The problem is that putting together the entire package is what it takes to be successful. Yes there will be hiccups here and there, that's just life, but they MUST be kept to a minimum. Diet is the hardest part of this for me. I know that it's 90% of the battle. I think about it constantly. Honestly I feel like a walking contradiction. I workout hard to burn the calories, then I go F it up by eating the wrong stuff. How is it that I can make this decision to lose weight, and the go and consciously sabotage it. If you read thru my past posts, you'll see that I've gone in circles about 10 times. I'm up and then down, on a streak of doing well, then ruining it. To say that I'm sick of it is an understatement to the 10th degree. It's maddening. My stomach is all in knots right now. I think that the worst kind of disappointment must be when you disappoint yourself. There's no one else to place the blame on. There's no excuse that is worthy of being said. It all boils down to simple choices. No, I haven't broken this promise to myself yet because I've vowed not to this time, but I've really got to figure out how to do this right.
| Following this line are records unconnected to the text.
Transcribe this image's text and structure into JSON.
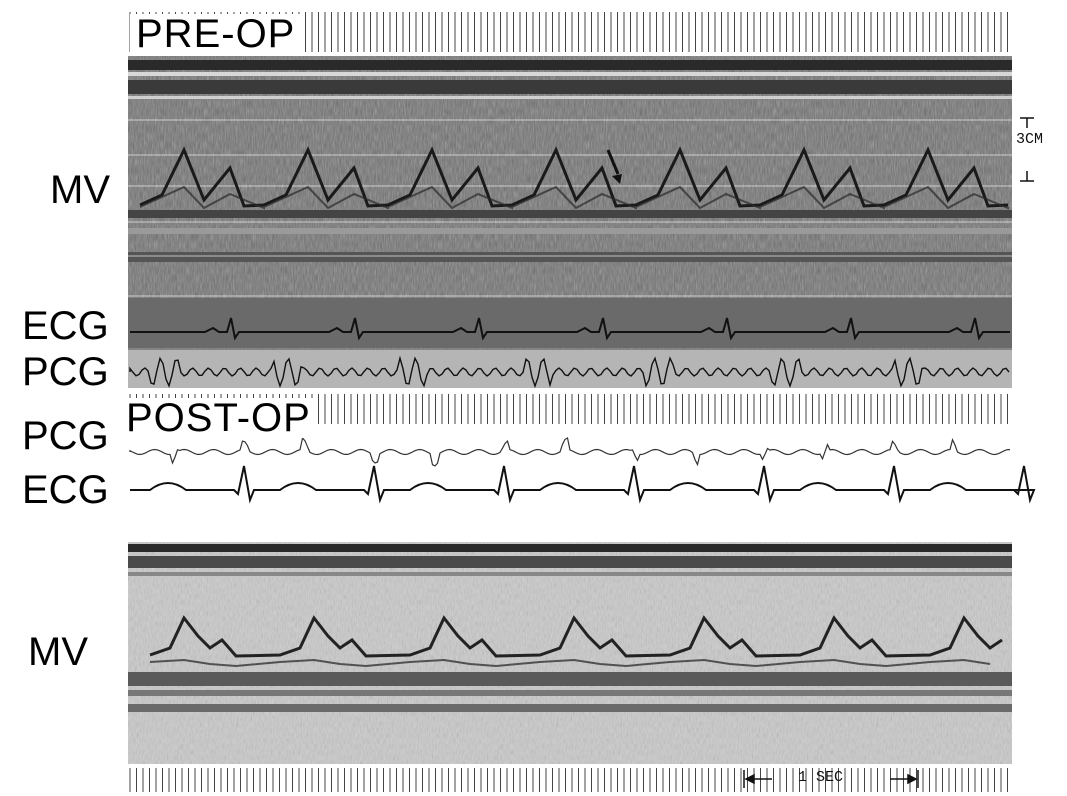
{
  "pre_op": {
    "title": "PRE-OP",
    "labels": {
      "mv": "MV",
      "ecg": "ECG",
      "pcg": "PCG"
    }
  },
  "post_op": {
    "title": "POST-OP",
    "labels": {
      "pcg": "PCG",
      "ecg": "ECG",
      "mv": "MV"
    }
  },
  "scale": {
    "depth": "3CM",
    "time": "1 SEC"
  }
}
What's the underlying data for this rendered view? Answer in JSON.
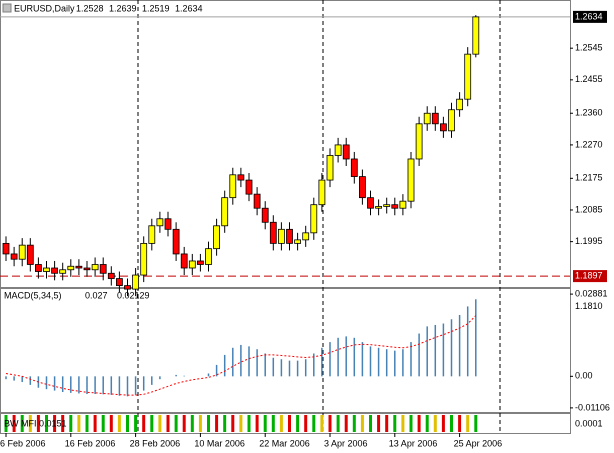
{
  "chart_data": {
    "type": "candlestick",
    "symbol": "EURUSD,Daily",
    "categories": [
      "6 Feb 2006",
      null,
      null,
      null,
      null,
      null,
      null,
      null,
      "16 Feb 2006",
      null,
      null,
      null,
      null,
      null,
      null,
      null,
      "28 Feb 2006",
      null,
      null,
      null,
      null,
      null,
      null,
      null,
      "10 Mar 2006",
      null,
      null,
      null,
      null,
      null,
      null,
      null,
      "22 Mar 2006",
      null,
      null,
      null,
      null,
      null,
      null,
      null,
      "3 Apr 2006",
      null,
      null,
      null,
      null,
      null,
      null,
      null,
      "13 Apr 2006",
      null,
      null,
      null,
      null,
      null,
      null,
      null,
      "25 Apr 2006",
      null,
      null
    ],
    "open": [
      1.199,
      1.196,
      1.1945,
      1.1985,
      1.193,
      1.191,
      1.192,
      1.1905,
      1.1915,
      1.1925,
      1.192,
      1.1915,
      1.193,
      1.1905,
      1.189,
      1.187,
      1.186,
      1.19,
      1.199,
      1.204,
      1.206,
      1.203,
      1.196,
      1.192,
      1.194,
      1.193,
      1.1975,
      1.204,
      1.212,
      1.2185,
      1.217,
      1.213,
      1.209,
      1.205,
      1.199,
      1.203,
      1.199,
      1.2,
      1.202,
      1.21,
      1.217,
      1.224,
      1.227,
      1.223,
      1.218,
      1.212,
      1.209,
      1.2095,
      1.21,
      1.209,
      1.211,
      1.223,
      1.233,
      1.236,
      1.233,
      1.231,
      1.237,
      1.24,
      1.2528
    ],
    "high": [
      1.201,
      1.198,
      1.2005,
      1.2005,
      1.195,
      1.194,
      1.194,
      1.1935,
      1.1945,
      1.1945,
      1.194,
      1.195,
      1.195,
      1.1925,
      1.191,
      1.189,
      1.192,
      1.201,
      1.206,
      1.208,
      1.208,
      1.205,
      1.198,
      1.196,
      1.196,
      1.1995,
      1.206,
      1.214,
      1.2205,
      1.2205,
      1.219,
      1.215,
      1.211,
      1.207,
      1.205,
      1.205,
      1.202,
      1.204,
      1.212,
      1.219,
      1.226,
      1.229,
      1.229,
      1.225,
      1.22,
      1.214,
      1.2115,
      1.212,
      1.212,
      1.213,
      1.225,
      1.235,
      1.238,
      1.238,
      1.235,
      1.239,
      1.242,
      1.2548,
      1.2639
    ],
    "low": [
      1.194,
      1.1925,
      1.1925,
      1.191,
      1.189,
      1.189,
      1.1885,
      1.1885,
      1.1895,
      1.19,
      1.1895,
      1.1895,
      1.1885,
      1.187,
      1.185,
      1.184,
      1.184,
      1.188,
      1.197,
      1.202,
      1.201,
      1.194,
      1.19,
      1.19,
      1.191,
      1.191,
      1.1955,
      1.202,
      1.21,
      1.215,
      1.211,
      1.207,
      1.203,
      1.197,
      1.197,
      1.197,
      1.197,
      1.198,
      1.2,
      1.208,
      1.215,
      1.222,
      1.221,
      1.216,
      1.21,
      1.207,
      1.207,
      1.2075,
      1.207,
      1.207,
      1.209,
      1.221,
      1.231,
      1.231,
      1.229,
      1.229,
      1.235,
      1.238,
      1.2519
    ],
    "close": [
      1.196,
      1.1945,
      1.1985,
      1.193,
      1.191,
      1.192,
      1.1905,
      1.1915,
      1.1925,
      1.192,
      1.1915,
      1.193,
      1.1905,
      1.189,
      1.187,
      1.186,
      1.19,
      1.199,
      1.204,
      1.206,
      1.203,
      1.196,
      1.192,
      1.194,
      1.193,
      1.1975,
      1.204,
      1.212,
      1.2185,
      1.217,
      1.213,
      1.209,
      1.205,
      1.199,
      1.203,
      1.199,
      1.2,
      1.202,
      1.21,
      1.217,
      1.224,
      1.227,
      1.223,
      1.218,
      1.212,
      1.209,
      1.2095,
      1.21,
      1.209,
      1.211,
      1.223,
      1.233,
      1.236,
      1.233,
      1.231,
      1.237,
      1.24,
      1.2528,
      1.2634
    ],
    "up_color": "#ffff00",
    "down_color": "#ff0000",
    "ylim": [
      1.1866,
      1.2682
    ],
    "yticks": [
      1.2545,
      1.2455,
      {
        "value": 1.236,
        "label": "1.2360"
      },
      {
        "value": 1.227,
        "label": "1.2270"
      },
      1.2175,
      1.2085,
      1.1995,
      {
        "value": 1.181,
        "label": "1.1810"
      }
    ],
    "level_line": 1.1897,
    "macd": {
      "label": "MACD(5,34,5)",
      "values": [
        -0.001,
        -0.0015,
        -0.002,
        -0.003,
        -0.004,
        -0.0045,
        -0.005,
        -0.0055,
        -0.0058,
        -0.006,
        -0.0062,
        -0.0062,
        -0.0063,
        -0.0065,
        -0.0068,
        -0.007,
        -0.0065,
        -0.005,
        -0.003,
        -0.001,
        0.0,
        0.0005,
        0.0002,
        0.0,
        0.0,
        0.001,
        0.004,
        0.0075,
        0.01,
        0.011,
        0.0105,
        0.0095,
        0.008,
        0.0065,
        0.006,
        0.0055,
        0.0055,
        0.006,
        0.008,
        0.01,
        0.012,
        0.0135,
        0.014,
        0.0135,
        0.012,
        0.0105,
        0.01,
        0.0095,
        0.009,
        0.0095,
        0.012,
        0.015,
        0.0175,
        0.018,
        0.0185,
        0.02,
        0.0215,
        0.0245,
        0.027
      ],
      "signal": [
        0.001,
        0.0005,
        0.0,
        -0.001,
        -0.002,
        -0.0028,
        -0.0035,
        -0.0042,
        -0.0048,
        -0.0052,
        -0.0056,
        -0.0058,
        -0.006,
        -0.0062,
        -0.0064,
        -0.0066,
        -0.0066,
        -0.0063,
        -0.0055,
        -0.0045,
        -0.0035,
        -0.0025,
        -0.0018,
        -0.0012,
        -0.0008,
        -0.0004,
        0.0005,
        0.0018,
        0.0035,
        0.005,
        0.0062,
        0.007,
        0.0075,
        0.0075,
        0.0073,
        0.0071,
        0.0068,
        0.0066,
        0.0068,
        0.0074,
        0.0083,
        0.0094,
        0.0103,
        0.011,
        0.0112,
        0.0111,
        0.0108,
        0.0105,
        0.0102,
        0.01,
        0.0104,
        0.0113,
        0.0125,
        0.0136,
        0.0146,
        0.0157,
        0.0169,
        0.0184,
        0.02129
      ],
      "hist_color": "#4682b4",
      "signal_color": "#ff0000",
      "ylim": [
        -0.0125,
        0.0306
      ],
      "yticks": [
        0.02881,
        {
          "value": 0,
          "label": "0.00"
        },
        -0.01106
      ]
    },
    "mfi": {
      "label": "BW MFI 0.0151",
      "colors": [
        "#00b000",
        "#e00000",
        "#00b000",
        "#e0c000",
        "#e00000",
        "#00b000",
        "#e00000",
        "#e00000",
        "#00b000",
        "#e0c000",
        "#00b000",
        "#e00000",
        "#00b000",
        "#e00000",
        "#e0c000",
        "#00b000",
        "#00b000",
        "#e00000",
        "#00b000",
        "#e0c000",
        "#e00000",
        "#00b000",
        "#e00000",
        "#00b000",
        "#e0c000",
        "#00b000",
        "#e00000",
        "#00b000",
        "#e00000",
        "#e0c000",
        "#00b000",
        "#e00000",
        "#00b000",
        "#00b000",
        "#e0c000",
        "#e00000",
        "#00b000",
        "#e00000",
        "#00b000",
        "#e0c000",
        "#e00000",
        "#00b000",
        "#e00000",
        "#00b000",
        "#e0c000",
        "#00b000",
        "#e00000",
        "#e00000",
        "#00b000",
        "#e0c000",
        "#00b000",
        "#e00000",
        "#00b000",
        "#e0c000",
        "#e00000",
        "#00b000",
        "#e00000",
        "#e0c000",
        "#00b000"
      ],
      "yticks": [
        0.0001
      ]
    }
  }
}
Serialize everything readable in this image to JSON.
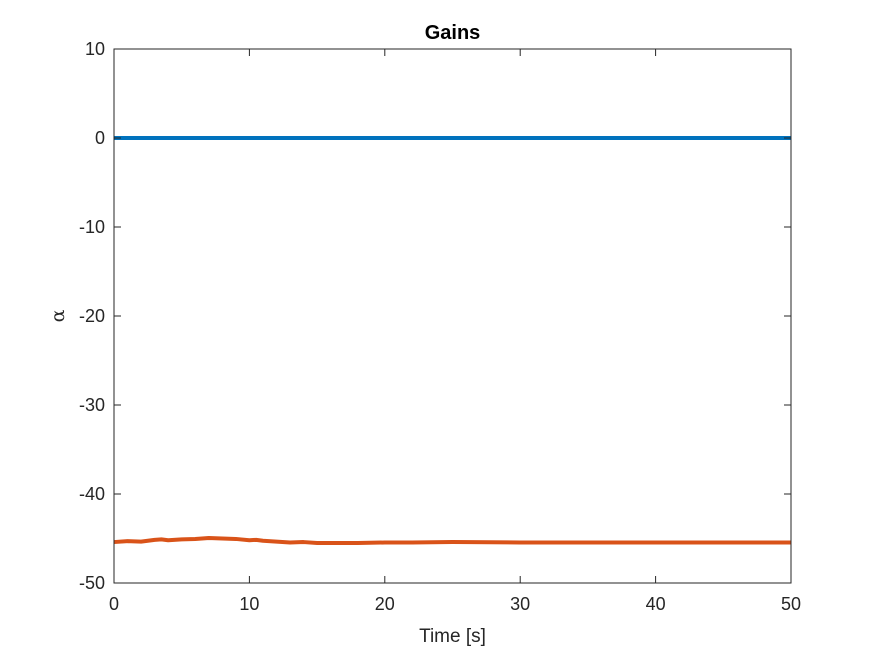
{
  "chart_data": {
    "type": "line",
    "title": "Gains",
    "xlabel": "Time [s]",
    "ylabel": "α",
    "xlim": [
      0,
      50
    ],
    "ylim": [
      -50,
      10
    ],
    "xticks": [
      0,
      10,
      20,
      30,
      40,
      50
    ],
    "yticks": [
      10,
      0,
      -10,
      -20,
      -30,
      -40,
      -50
    ],
    "xtick_labels": [
      "0",
      "10",
      "20",
      "30",
      "40",
      "50"
    ],
    "ytick_labels": [
      "10",
      "0",
      "-10",
      "-20",
      "-30",
      "-40",
      "-50"
    ],
    "grid": false,
    "series": [
      {
        "color": "#0072BD",
        "x": [
          0,
          50
        ],
        "y": [
          0,
          0
        ]
      },
      {
        "color": "#D95319",
        "x": [
          0,
          1,
          2,
          3,
          3.5,
          4,
          5,
          6,
          7,
          8,
          9,
          10,
          10.5,
          11,
          12,
          13,
          14,
          15,
          16,
          18,
          20,
          22,
          25,
          30,
          35,
          40,
          45,
          50
        ],
        "y": [
          -45.4,
          -45.3,
          -45.35,
          -45.15,
          -45.1,
          -45.2,
          -45.1,
          -45.05,
          -44.95,
          -45.0,
          -45.05,
          -45.2,
          -45.15,
          -45.25,
          -45.35,
          -45.45,
          -45.4,
          -45.5,
          -45.5,
          -45.5,
          -45.45,
          -45.45,
          -45.4,
          -45.45,
          -45.45,
          -45.45,
          -45.45,
          -45.45
        ]
      }
    ]
  }
}
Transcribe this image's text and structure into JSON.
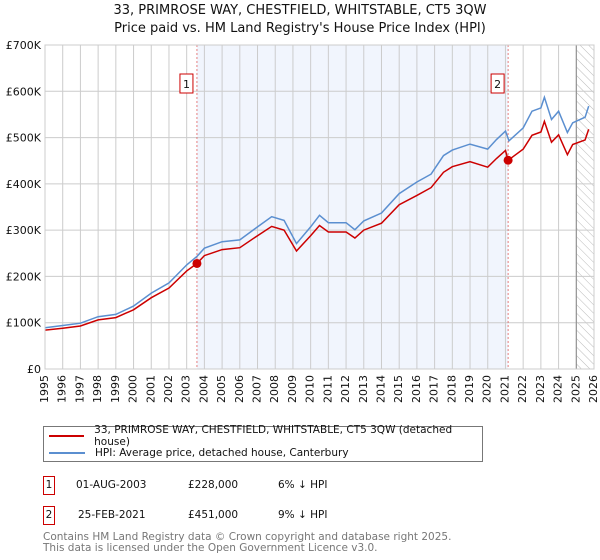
{
  "chart_data": {
    "type": "line",
    "title": "33, PRIMROSE WAY, CHESTFIELD, WHITSTABLE, CT5 3QW",
    "subtitle": "Price paid vs. HM Land Registry's House Price Index (HPI)",
    "xlim": [
      1995,
      2026
    ],
    "ylim": [
      0,
      700000
    ],
    "x_ticks": [
      "1995",
      "1996",
      "1997",
      "1998",
      "1999",
      "2000",
      "2001",
      "2002",
      "2003",
      "2004",
      "2005",
      "2006",
      "2007",
      "2008",
      "2009",
      "2010",
      "2011",
      "2012",
      "2013",
      "2014",
      "2015",
      "2016",
      "2017",
      "2018",
      "2019",
      "2020",
      "2021",
      "2022",
      "2023",
      "2024",
      "2025",
      "2026"
    ],
    "y_ticks": [
      {
        "v": 0,
        "label": "£0"
      },
      {
        "v": 100000,
        "label": "£100K"
      },
      {
        "v": 200000,
        "label": "£200K"
      },
      {
        "v": 300000,
        "label": "£300K"
      },
      {
        "v": 400000,
        "label": "£400K"
      },
      {
        "v": 500000,
        "label": "£500K"
      },
      {
        "v": 600000,
        "label": "£600K"
      },
      {
        "v": 700000,
        "label": "£700K"
      }
    ],
    "shaded_range": [
      2003.58,
      2021.15
    ],
    "hatched_from": 2025.0,
    "series": [
      {
        "name": "33, PRIMROSE WAY, CHESTFIELD, WHITSTABLE, CT5 3QW (detached house)",
        "color": "#cc0000",
        "x": [
          1995,
          1996,
          1997,
          1998,
          1999,
          2000,
          2001,
          2002,
          2003,
          2003.58,
          2004,
          2005,
          2006,
          2007,
          2007.8,
          2008.5,
          2009.2,
          2010,
          2010.5,
          2011,
          2012,
          2012.5,
          2013,
          2014,
          2015,
          2016,
          2016.8,
          2017.5,
          2018,
          2019,
          2020,
          2020.5,
          2021,
          2021.15,
          2022,
          2022.5,
          2023,
          2023.2,
          2023.6,
          2024,
          2024.5,
          2024.8,
          2025.5,
          2025.7
        ],
        "y": [
          84000,
          88000,
          93000,
          106000,
          111000,
          128000,
          154000,
          175000,
          212000,
          228000,
          245000,
          258000,
          262000,
          288000,
          308000,
          300000,
          255000,
          288000,
          310000,
          296000,
          296000,
          283000,
          300000,
          315000,
          355000,
          375000,
          392000,
          425000,
          437000,
          448000,
          436000,
          455000,
          472000,
          451000,
          475000,
          505000,
          512000,
          535000,
          490000,
          506000,
          463000,
          485000,
          495000,
          518000
        ]
      },
      {
        "name": "HPI: Average price, detached house, Canterbury",
        "color": "#5b8fd0",
        "x": [
          1995,
          1996,
          1997,
          1998,
          1999,
          2000,
          2001,
          2002,
          2003,
          2003.58,
          2004,
          2005,
          2006,
          2007,
          2007.8,
          2008.5,
          2009.2,
          2010,
          2010.5,
          2011,
          2012,
          2012.5,
          2013,
          2014,
          2015,
          2016,
          2016.8,
          2017.5,
          2018,
          2019,
          2020,
          2020.5,
          2021,
          2021.2,
          2022,
          2022.5,
          2023,
          2023.2,
          2023.6,
          2024,
          2024.5,
          2024.8,
          2025.5,
          2025.7
        ],
        "y": [
          89000,
          94000,
          99000,
          113000,
          118000,
          136000,
          164000,
          186000,
          225000,
          243000,
          261000,
          275000,
          279000,
          307000,
          329000,
          321000,
          271000,
          307000,
          332000,
          316000,
          316000,
          301000,
          320000,
          337000,
          379000,
          404000,
          421000,
          461000,
          473000,
          486000,
          475000,
          496000,
          514000,
          493000,
          521000,
          557000,
          564000,
          587000,
          539000,
          557000,
          511000,
          532000,
          544000,
          568000
        ]
      }
    ],
    "markers": [
      {
        "label": "1",
        "x": 2003.58,
        "y": 228000
      },
      {
        "label": "2",
        "x": 2021.15,
        "y": 451000
      }
    ]
  },
  "legend": {
    "red": "33, PRIMROSE WAY, CHESTFIELD, WHITSTABLE, CT5 3QW (detached house)",
    "blue": "HPI: Average price, detached house, Canterbury"
  },
  "transactions": [
    {
      "num": "1",
      "date": "01-AUG-2003",
      "price": "£228,000",
      "hpi": "6% ↓ HPI"
    },
    {
      "num": "2",
      "date": "25-FEB-2021",
      "price": "£451,000",
      "hpi": "9% ↓ HPI"
    }
  ],
  "footer": {
    "line1": "Contains HM Land Registry data © Crown copyright and database right 2025.",
    "line2": "This data is licensed under the Open Government Licence v3.0."
  }
}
As I sit here and write I wonder what I'd say if I'd read this on one of your blogs. "We all go thru these times, but at least you've admitted where the fault lies. Now change your choices and start putting it all together. Who knows how far that'll take you." OR "Stop being such a pansy about all of this and just make the choices you know you're supposed to be making." OR "Wow, it looks like you've tried EVERYTHING, but apparently nothing works for you huh? Might as well quit, you're obviously just big boned."
I'm fast approaching 3 months on this journey, and I'm barely better for it. I won't kid you or myself with any bold statements of what I'm going to do to fix this. When I finally do make the right changes I'll let you know what they were. Who knows, maybe one of these days I'll figure out that it takes something other than the path of least resistance to get results.